Find a mirror, a bathroom or bedroom mirror is good as it allows for you to be totally alone with yourself. Find a comfortable position either sitting or standing and look at yourself in the mirror.

Be close. Take a moment to actually look properly at your face, focus on the shape of your chin, look closely at your skin, is it glowing or showing signs of chocolate abuse? Then gradually draw yourself into your own eyes and look deeply into them. Look even deeper into your eyes, know that they connect deep within your soul, your spirit, and the inner you. Feel that knowing in your gut as you stare face to face, possibly for the first time at the person you ignore the most, you.

It's now time to talk to you. It is now time to tell yourself why you love you. Look yourself in the eye and say Bert I love you, I really do love you. believe it, even if it feels awkward and fake. Repeat it over and over again. And use your own name, unless of course if you are called Bert. And then just go with whatever needs to come out. If you need to apologise, do it, apologise for all the hurt you've caused yourself. Apologise for not listening to your warning signs and allowing yourself to be mistreated. Take as long as you need, cry as hard as you like and make sure you are always looking deep into your eyes and say your name as you address yourself.

Understand that you only ever did what you thought was the best option at the time.
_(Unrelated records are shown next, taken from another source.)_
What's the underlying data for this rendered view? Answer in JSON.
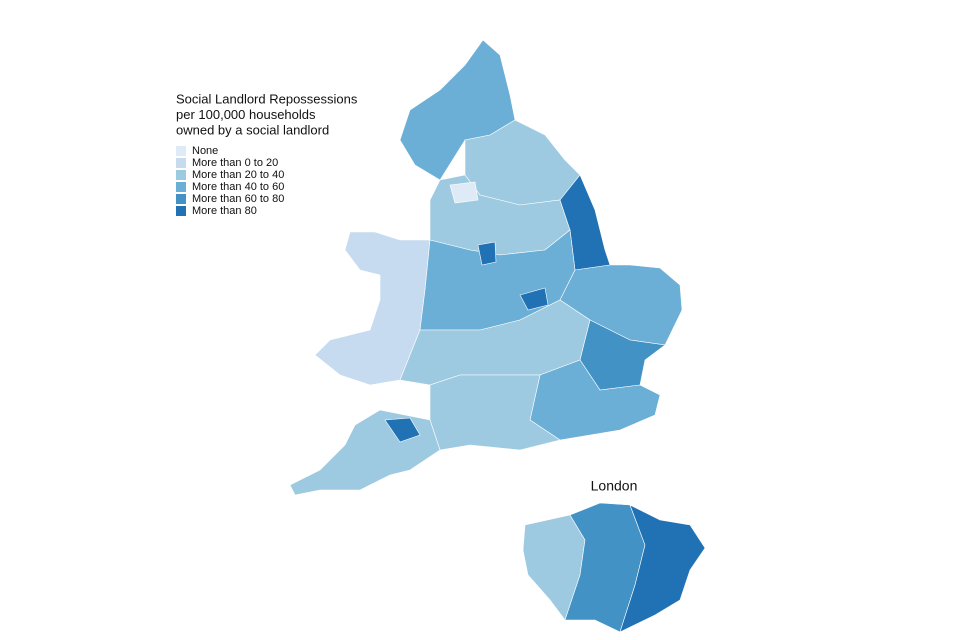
{
  "legend": {
    "title_lines": [
      "Social Landlord Repossessions",
      "per 100,000 households",
      "owned by a social landlord"
    ],
    "items": [
      {
        "label": "None",
        "color": "#deebf7"
      },
      {
        "label": "More than 0 to 20",
        "color": "#c6dbef"
      },
      {
        "label": "More than 20 to 40",
        "color": "#9ecae1"
      },
      {
        "label": "More than 40 to 60",
        "color": "#6baed6"
      },
      {
        "label": "More than 60 to 80",
        "color": "#4292c6"
      },
      {
        "label": "More than 80",
        "color": "#2171b5"
      }
    ]
  },
  "inset": {
    "title": "London"
  }
}
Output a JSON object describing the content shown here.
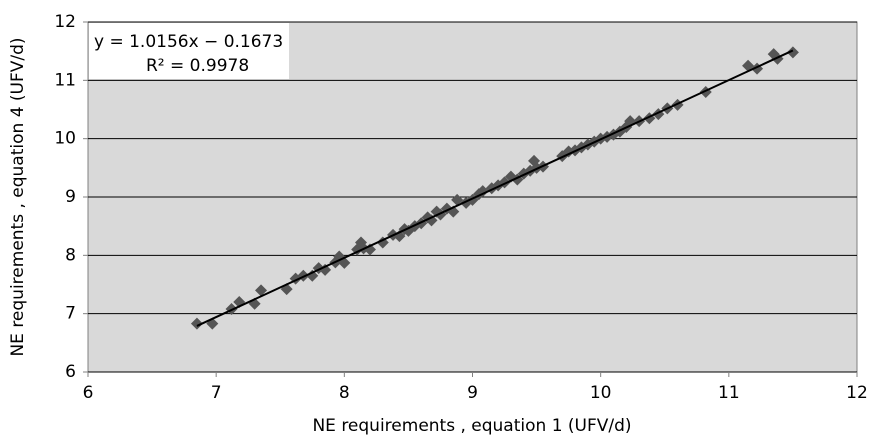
{
  "chart_data": {
    "type": "scatter",
    "x_label": "NE requirements , equation 1 (UFV/d)",
    "y_label": "NE requirements , equation 4 (UFV/d)",
    "annotations": [
      "y = 1.0156x − 0.1673",
      "R² = 0.9978"
    ],
    "x": [
      6.85,
      6.97,
      7.12,
      7.18,
      7.3,
      7.35,
      7.55,
      7.62,
      7.68,
      7.75,
      7.8,
      7.85,
      7.93,
      7.96,
      8.0,
      8.1,
      8.13,
      8.15,
      8.2,
      8.3,
      8.38,
      8.43,
      8.47,
      8.5,
      8.55,
      8.6,
      8.65,
      8.68,
      8.72,
      8.75,
      8.8,
      8.85,
      8.88,
      8.95,
      9.0,
      9.05,
      9.08,
      9.15,
      9.2,
      9.25,
      9.3,
      9.35,
      9.4,
      9.45,
      9.48,
      9.5,
      9.55,
      9.7,
      9.75,
      9.8,
      9.85,
      9.9,
      9.95,
      10.0,
      10.05,
      10.1,
      10.15,
      10.2,
      10.23,
      10.3,
      10.38,
      10.45,
      10.52,
      10.6,
      10.82,
      11.15,
      11.22,
      11.35,
      11.38,
      11.5
    ],
    "values": [
      6.83,
      6.83,
      7.08,
      7.2,
      7.17,
      7.4,
      7.42,
      7.6,
      7.65,
      7.65,
      7.78,
      7.75,
      7.88,
      7.98,
      7.87,
      8.1,
      8.22,
      8.12,
      8.1,
      8.22,
      8.35,
      8.33,
      8.45,
      8.42,
      8.5,
      8.55,
      8.65,
      8.6,
      8.75,
      8.7,
      8.8,
      8.75,
      8.95,
      8.9,
      8.95,
      9.05,
      9.1,
      9.15,
      9.2,
      9.25,
      9.35,
      9.3,
      9.4,
      9.45,
      9.62,
      9.5,
      9.52,
      9.7,
      9.78,
      9.8,
      9.85,
      9.9,
      9.95,
      10.0,
      10.03,
      10.07,
      10.12,
      10.2,
      10.3,
      10.3,
      10.35,
      10.42,
      10.52,
      10.58,
      10.8,
      11.25,
      11.2,
      11.45,
      11.37,
      11.48
    ],
    "color": "#555555",
    "trendline": {
      "slope": 1.0156,
      "intercept": -0.1673,
      "x": [
        6.85,
        11.5
      ],
      "color": "#000000"
    },
    "xlim": [
      6,
      12
    ],
    "ylim": [
      6,
      12
    ],
    "xticks": [
      6,
      7,
      8,
      9,
      10,
      11,
      12
    ],
    "yticks": [
      6,
      7,
      8,
      9,
      10,
      11,
      12
    ],
    "grid": true
  }
}
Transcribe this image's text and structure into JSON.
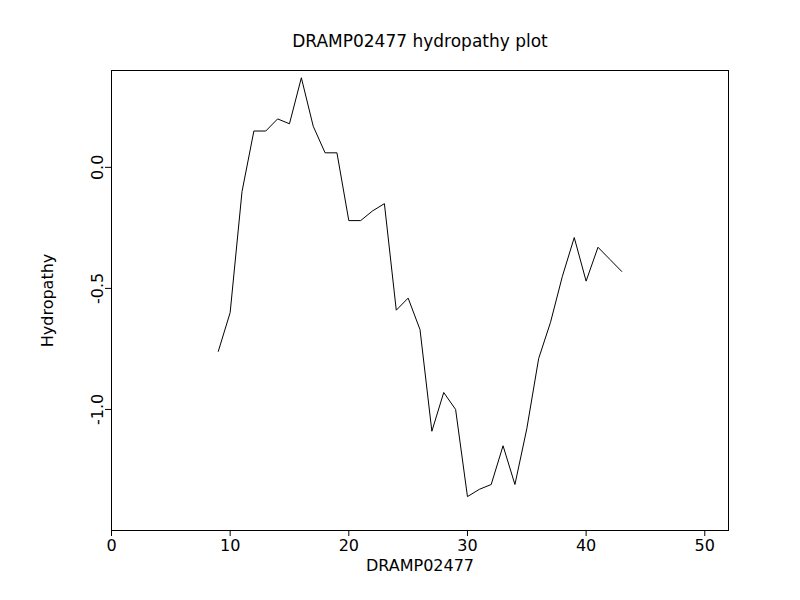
{
  "chart_data": {
    "type": "line",
    "title": "DRAMP02477 hydropathy plot",
    "x_label": "DRAMP02477",
    "y_label": "Hydropathy",
    "x": [
      9,
      10,
      11,
      12,
      13,
      14,
      15,
      16,
      17,
      18,
      19,
      20,
      21,
      22,
      23,
      24,
      25,
      26,
      27,
      28,
      29,
      30,
      31,
      32,
      33,
      34,
      35,
      36,
      37,
      38,
      39,
      40,
      41,
      42,
      43
    ],
    "values": [
      -0.76,
      -0.6,
      -0.1,
      0.15,
      0.15,
      0.2,
      0.18,
      0.37,
      0.17,
      0.06,
      0.06,
      -0.22,
      -0.22,
      -0.18,
      -0.15,
      -0.59,
      -0.54,
      -0.67,
      -1.09,
      -0.93,
      -1.0,
      -1.36,
      -1.33,
      -1.31,
      -1.15,
      -1.31,
      -1.08,
      -0.79,
      -0.64,
      -0.45,
      -0.29,
      -0.47,
      -0.33,
      -0.38,
      -0.43
    ],
    "color": "#000000",
    "xlim": [
      0,
      52
    ],
    "xticks": [
      0,
      10,
      20,
      30,
      40,
      50
    ],
    "ylim": [
      -1.5,
      0.4
    ],
    "yticks": [
      {
        "value": 0,
        "label": "0.0"
      },
      {
        "value": -0.5,
        "label": "-0.5"
      },
      {
        "value": -1,
        "label": "-1.0"
      }
    ],
    "grid": false
  }
}
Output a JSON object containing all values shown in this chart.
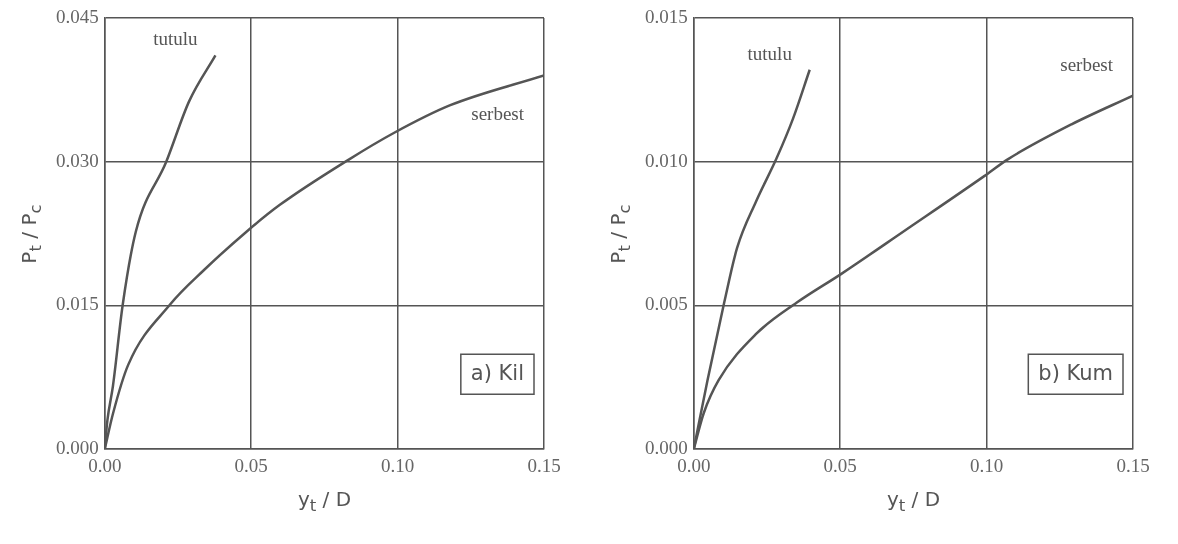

Understand that you only behaved in a way that was available to you mentally and physically at the time. Then forgive yourself and let it go. Look in your eyes and know it's ok and very importantly do not forget to thank yourself, do it, be proud of what you know is good. Say it and say why. What are the reasons that you are proud of yourself? Say it over and over again and let the emotion just pour out with it. ‘Bert I am so proud of you because…’

Keep going until you feel it's time to stop. Then just before you step away take one extra special stare into your eyes, the windows to your soul and tell yourself again that you love yourself and why. Give the mirror a big huge kiss, well done you.

This exercise is a toughie but shit man it feels so good to get it all out. How often should you do this exercise? That is up to you. Talking to yourself in the mirror can allow you to release and let go of the past, it can be used to build your self-esteem and confidence and when repeated over and over again 'I love you Bert' can become an affirmation that you could do daily after brushing your teeth.

Have a chat with yourself in the mirror; I am sure together you will work out what works best for you.